辛安"哼"了一聲,唐陌笑著上前攙扶她,“腳還痛不痛?”
“痛啊,指甲蓋兒差點都翻了,都怪你。”
“是,都是我的錯,下回不躲了。”。3。,
兩人說笑著走在去吃飯的路上,臉色不太好的唐榮一出院門就看到狗腿子一般的唐陌攙扶著辛安走在前面,心想著為了一點好處是連臉都不要了。
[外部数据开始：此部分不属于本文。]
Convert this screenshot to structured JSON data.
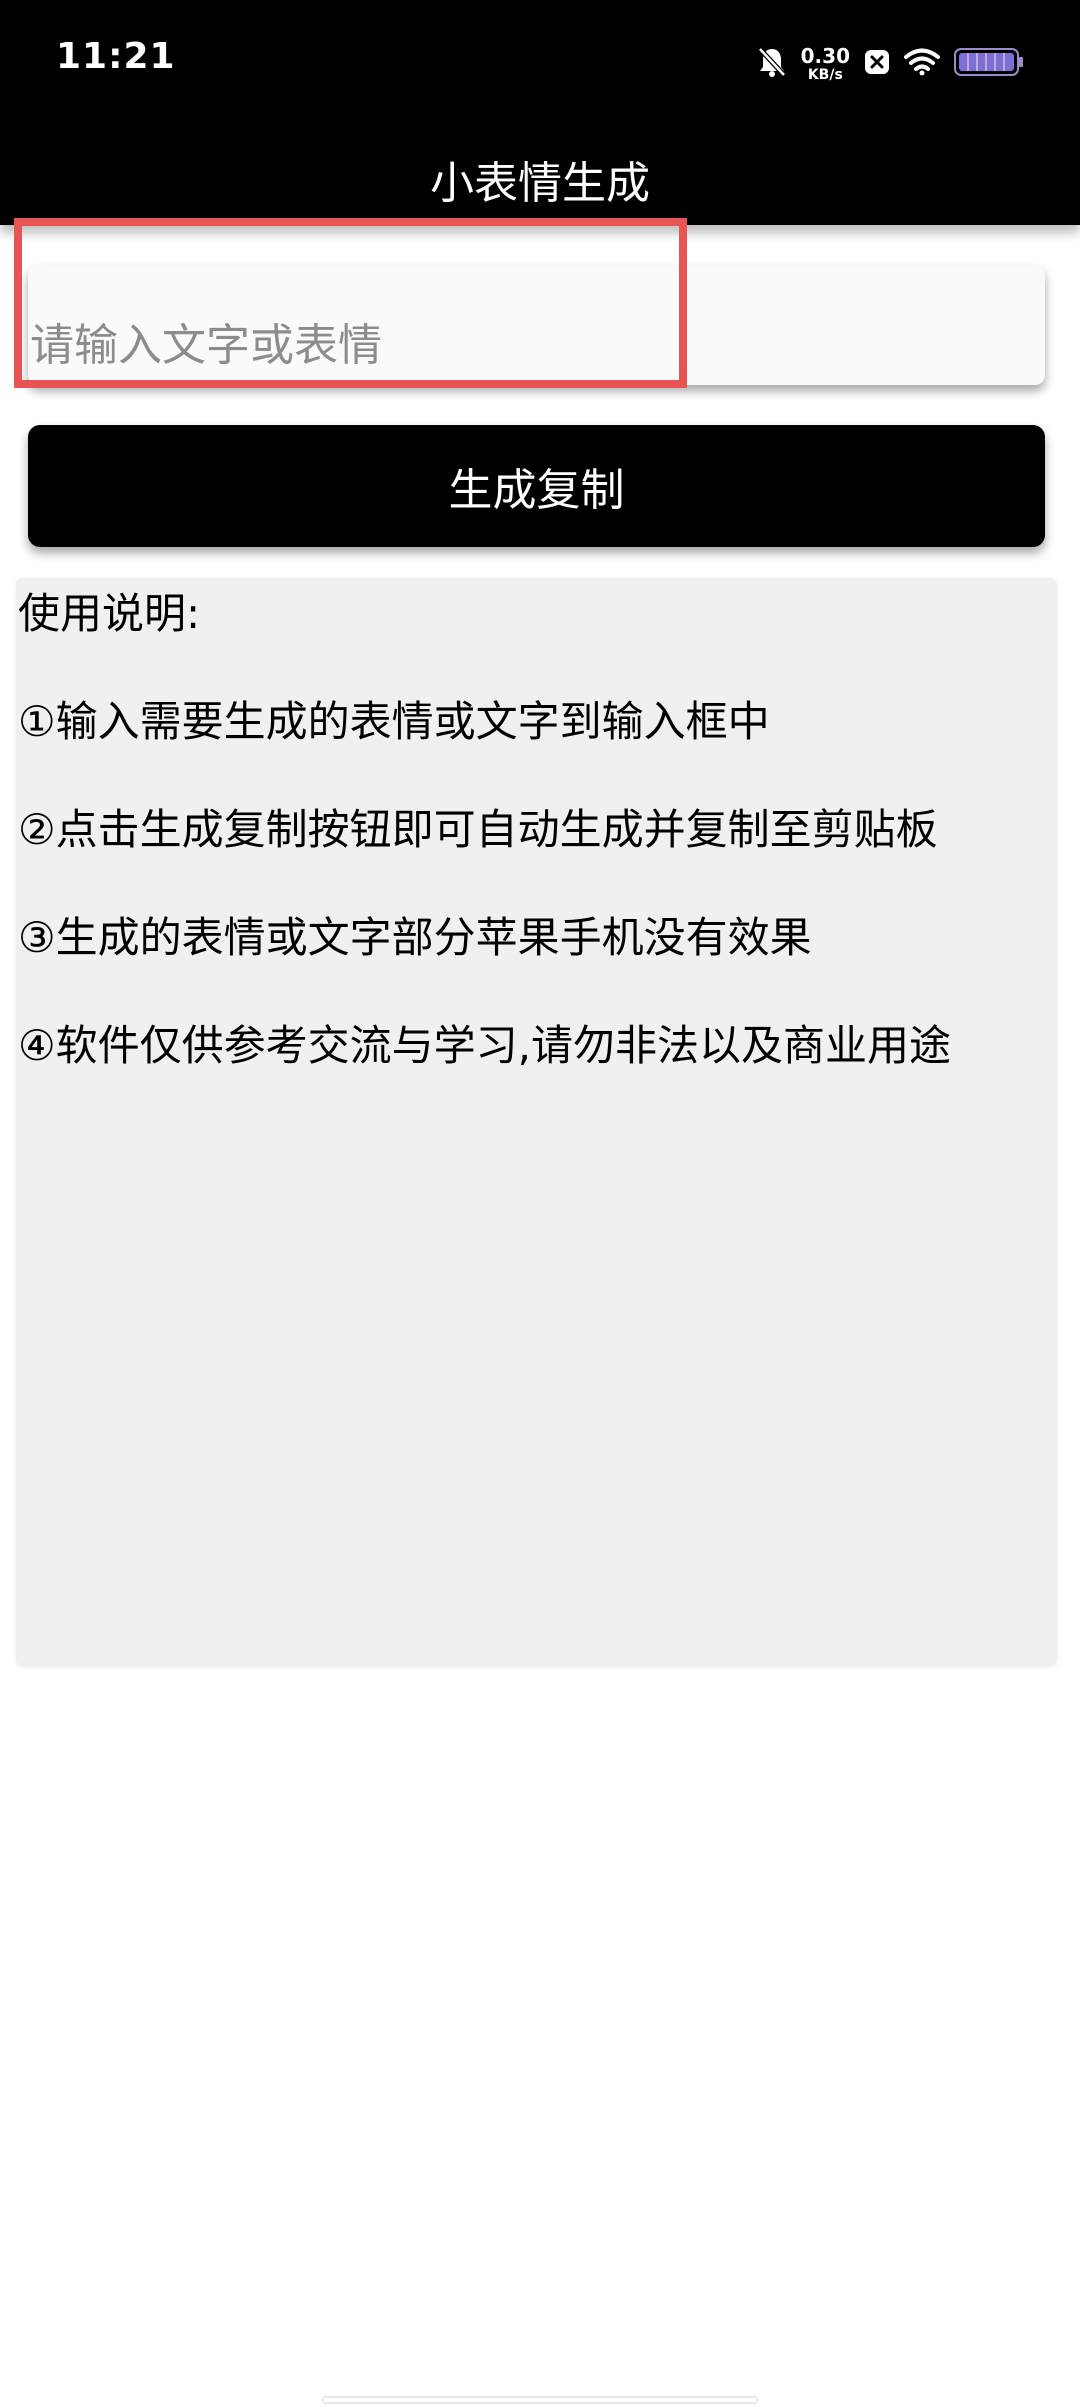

原本不想打招呼,但距離實在太近,只能出了聲,“二弟,二弟妹。”
“是大哥啊。”
兩人停下腳步,唐陌轉身,臉上的笑意都還在,“大哥看著氣色不錯。”
一看就是衰神附體。
唐榮輕笑,“還以為二弟不近女色,為兄原本還有些擔心,如今看二弟將二弟妹照顧的如此妥帖便也放心了。”
這話說的讓唐陌想一個大腳板踹他臉上,扯出笑來,“大哥說笑了,大哥才學出眾容貌上乘,無論走到哪里都能得姑娘青睞,如今雖不算妻妾成群也算夜夜紅袖添香,京中多少人艷羨。”
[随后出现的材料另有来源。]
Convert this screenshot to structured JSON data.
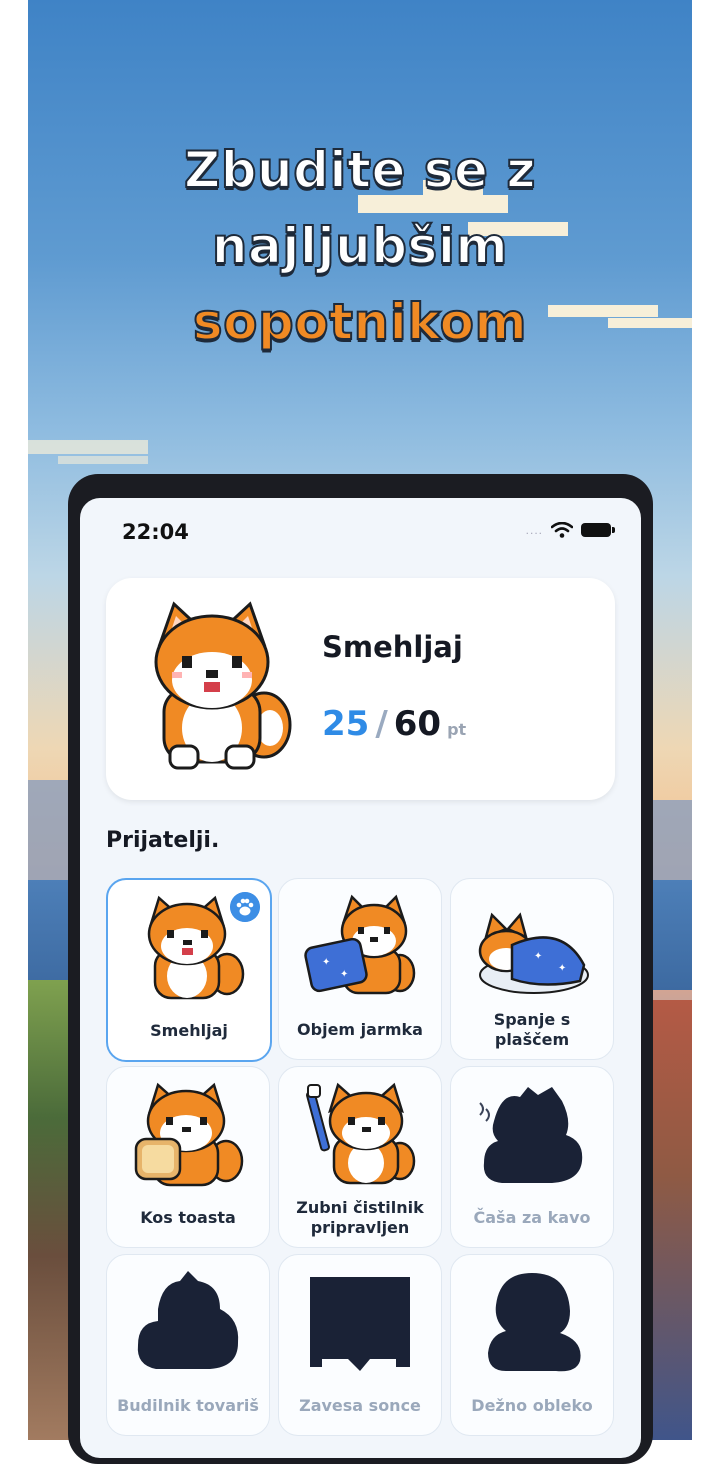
{
  "headline": {
    "line1": "Zbudite se z",
    "line2": "najljubšim",
    "line3": "sopotnikom"
  },
  "status_bar": {
    "time": "22:04",
    "dots": "....",
    "icons": [
      "wifi-icon",
      "battery-icon"
    ]
  },
  "hero": {
    "name": "Smehljaj",
    "points_current": "25",
    "points_separator": "/",
    "points_max": "60",
    "points_unit": "pt"
  },
  "friends_title": "Prijatelji.",
  "friends": [
    {
      "label": "Smehljaj",
      "state": "selected",
      "icon": "shiba-sitting"
    },
    {
      "label": "Objem jarmka",
      "state": "unlocked",
      "icon": "shiba-pillow"
    },
    {
      "label": "Spanje s plaščem",
      "state": "unlocked",
      "icon": "shiba-blanket"
    },
    {
      "label": "Kos toasta",
      "state": "unlocked",
      "icon": "shiba-toast"
    },
    {
      "label": "Zubni čistilnik pripravljen",
      "state": "unlocked",
      "icon": "shiba-toothbrush"
    },
    {
      "label": "Čaša za kavo",
      "state": "locked",
      "icon": "silhouette-coffee"
    },
    {
      "label": "Budilnik tovariš",
      "state": "locked",
      "icon": "silhouette-clock"
    },
    {
      "label": "Zavesa sonce",
      "state": "locked",
      "icon": "silhouette-curtain"
    },
    {
      "label": "Dežno obleko",
      "state": "locked",
      "icon": "silhouette-raincoat"
    }
  ],
  "colors": {
    "accent_orange": "#f08a24",
    "accent_blue": "#2f8be6",
    "silhouette": "#1a2236"
  }
}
“小弟沒有大哥的經世之才自然也沒大哥的寬厚博愛,心眼小的就能容下一個媳婦,當然要用心照顧。”
說著就轉身繼續攙扶著辛安,“我們走吧,小心腳下。”
辛安忍住笑意,任由他攙扶,到了飯廳王氏還 以為她不舒服,得知下午略微扭了下腳才松了口氣,笑道:“快坐下吧,今晚都要沾你的光,咱們也吃一回螃蟹宴。”
唐綱看著滿桌子以螃蟹為主的食材心里高興不起來,螃蟹雖小但卻代表著辛寬開始脫離掌控,只怕辛安在府中一日辛家的東西就再不會送到他的手上,辛安能這么快在京城站穩腳跟憑借的就是那些稀罕的淮江土儀,若是這些東西在他手里,能起到的作用遠比拿去送給那些后宅婦人強。
眼看著要到年關,按照往年辛寬都會在十一月送年禮來的時候再添兩萬兩銀子,用作侯府年底人情往來。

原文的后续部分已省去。